Enfin, dans son rapport de 2022, la Cour de cassation a une nouvelle fois soulevé la question de la brièveté de ce délai et s'est interrogée sur la possibilité que cette contrainte temporelle puisse « pénaliser » l’assuré, posant ainsi la question de sa suppression éventuelle.
Sur le plan doctrinal, l'Association Internationale de Droit des Assurances (AIDA) a émis un rapport en date du 18 juin 2024, dont les conclusions divergent des propositions formulées par la Cour de cassation. L'AIDA défend en effet le maintien du délai de prescription abrégé, tout en soulignant que le Code des assurances est devenu « rigoureusement illisible ». Cette constatation incite l'Association à préconiser plusieurs réformes, notamment la fixation du point de départ de la prescription pour l'action contre l'assureur au jour du refus explicite opposé par ce dernier à l'auteur de la demande de garantie du sinistre, qu'il s'agisse du principe de couverture ou du paiement de la prestation.

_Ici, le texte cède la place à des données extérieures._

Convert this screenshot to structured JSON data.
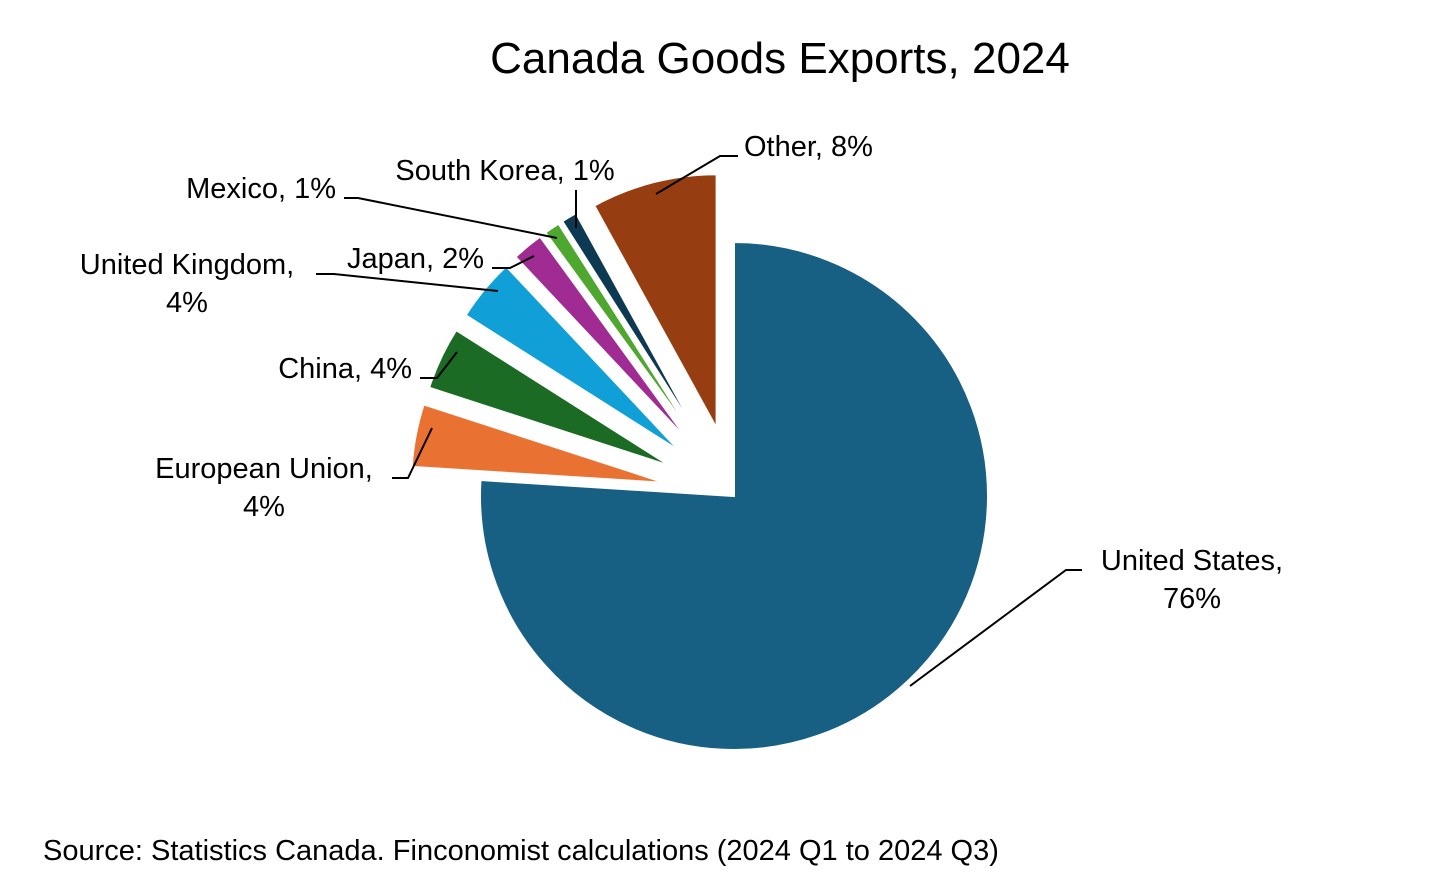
{
  "chart_data": {
    "type": "pie",
    "title": "Canada Goods Exports, 2024",
    "slices": [
      {
        "name": "United States",
        "value": 76,
        "label_lines": [
          "United States,",
          "76%"
        ],
        "color": "#175F83"
      },
      {
        "name": "European Union",
        "value": 4,
        "label_lines": [
          "European Union,",
          "4%"
        ],
        "color": "#E97132"
      },
      {
        "name": "China",
        "value": 4,
        "label_lines": [
          "China, 4%"
        ],
        "color": "#1C6B25"
      },
      {
        "name": "United Kingdom",
        "value": 4,
        "label_lines": [
          "United Kingdom,",
          "4%"
        ],
        "color": "#119FD7"
      },
      {
        "name": "Japan",
        "value": 2,
        "label_lines": [
          "Japan, 2%"
        ],
        "color": "#A02B93"
      },
      {
        "name": "Mexico",
        "value": 1,
        "label_lines": [
          "Mexico, 1%"
        ],
        "color": "#4EA72E"
      },
      {
        "name": "South Korea",
        "value": 1,
        "label_lines": [
          "South Korea, 1%"
        ],
        "color": "#0D3A52"
      },
      {
        "name": "Other",
        "value": 8,
        "label_lines": [
          "Other, 8%"
        ],
        "color": "#963E11"
      }
    ],
    "legend": "none",
    "data_labels": "outside with leader lines"
  },
  "source": "Source: Statistics Canada. Finconomist calculations (2024 Q1 to 2024 Q3)"
}
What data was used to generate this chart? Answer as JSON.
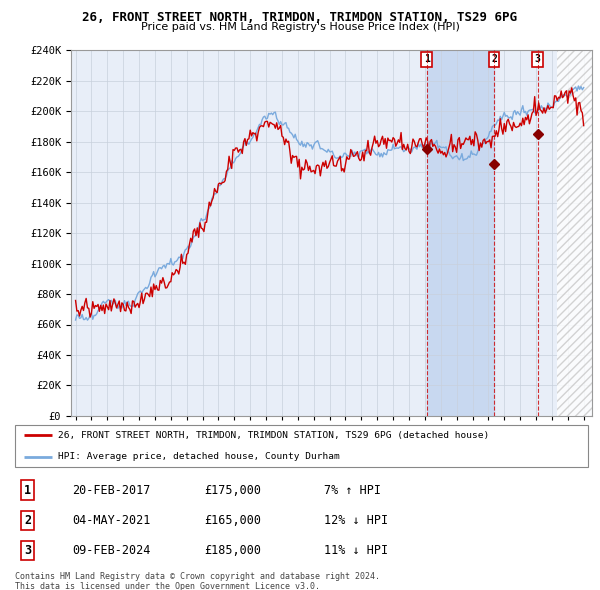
{
  "title1": "26, FRONT STREET NORTH, TRIMDON, TRIMDON STATION, TS29 6PG",
  "title2": "Price paid vs. HM Land Registry's House Price Index (HPI)",
  "legend_line1": "26, FRONT STREET NORTH, TRIMDON, TRIMDON STATION, TS29 6PG (detached house)",
  "legend_line2": "HPI: Average price, detached house, County Durham",
  "footer1": "Contains HM Land Registry data © Crown copyright and database right 2024.",
  "footer2": "This data is licensed under the Open Government Licence v3.0.",
  "sale_labels": [
    "1",
    "2",
    "3"
  ],
  "sale_dates": [
    "20-FEB-2017",
    "04-MAY-2021",
    "09-FEB-2024"
  ],
  "sale_prices": [
    175000,
    165000,
    185000
  ],
  "sale_hpi_diff": [
    "7% ↑ HPI",
    "12% ↓ HPI",
    "11% ↓ HPI"
  ],
  "red_color": "#cc0000",
  "blue_color": "#7aaadd",
  "sale_marker_color": "#880000",
  "background_color": "#ffffff",
  "chart_bg": "#e8eef8",
  "grid_color": "#c8d0dc",
  "highlight_color": "#c8d8f0",
  "hatch_color": "#c8c8c8",
  "ylim": [
    0,
    240000
  ],
  "ytick_step": 20000,
  "xmin": 1994.7,
  "xmax": 2027.5,
  "sale_years": [
    2017.12,
    2021.35,
    2024.1
  ],
  "hatch_start": 2025.3
}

Par ailleurs, certaines propositions doctrinales envisagent d'élargir les modalités d'interruption de la prescription, en permettant à l'intéressé d'interrompre celle-ci par l'envoi d'une simple lettre ou d'un courrier électronique, et non plus uniquement par une lettre recommandée avec accusé de réception.
En définitive, toute initiative visant à réformer la prescription biennale en droit des assurances devrait s'inscrire dans une approche nuancée, capable d'embrasser non seulement les enjeux juridiques, mais également les mécanismes prudentiels et actuariels essentiels qui sous-tendent l'équilibre de l’industrie. Une telle entreprise ne saurait se contenter d’une logique purement « pro consommateur » ; elle devrait au contraire viser un équilibre subtil entre les impératifs de protection des assurés et ceux relatifs à la pérennité économique et financière des assureurs.
Luc Bigel, avocat aux Barreaux de Paris et du Québec, Associé, Hamza Akli, avocat au Barreau de Paris, Counsel et Adeline Le Bihan, avocat au Barreau de Paris ; DLA Piper France LLP.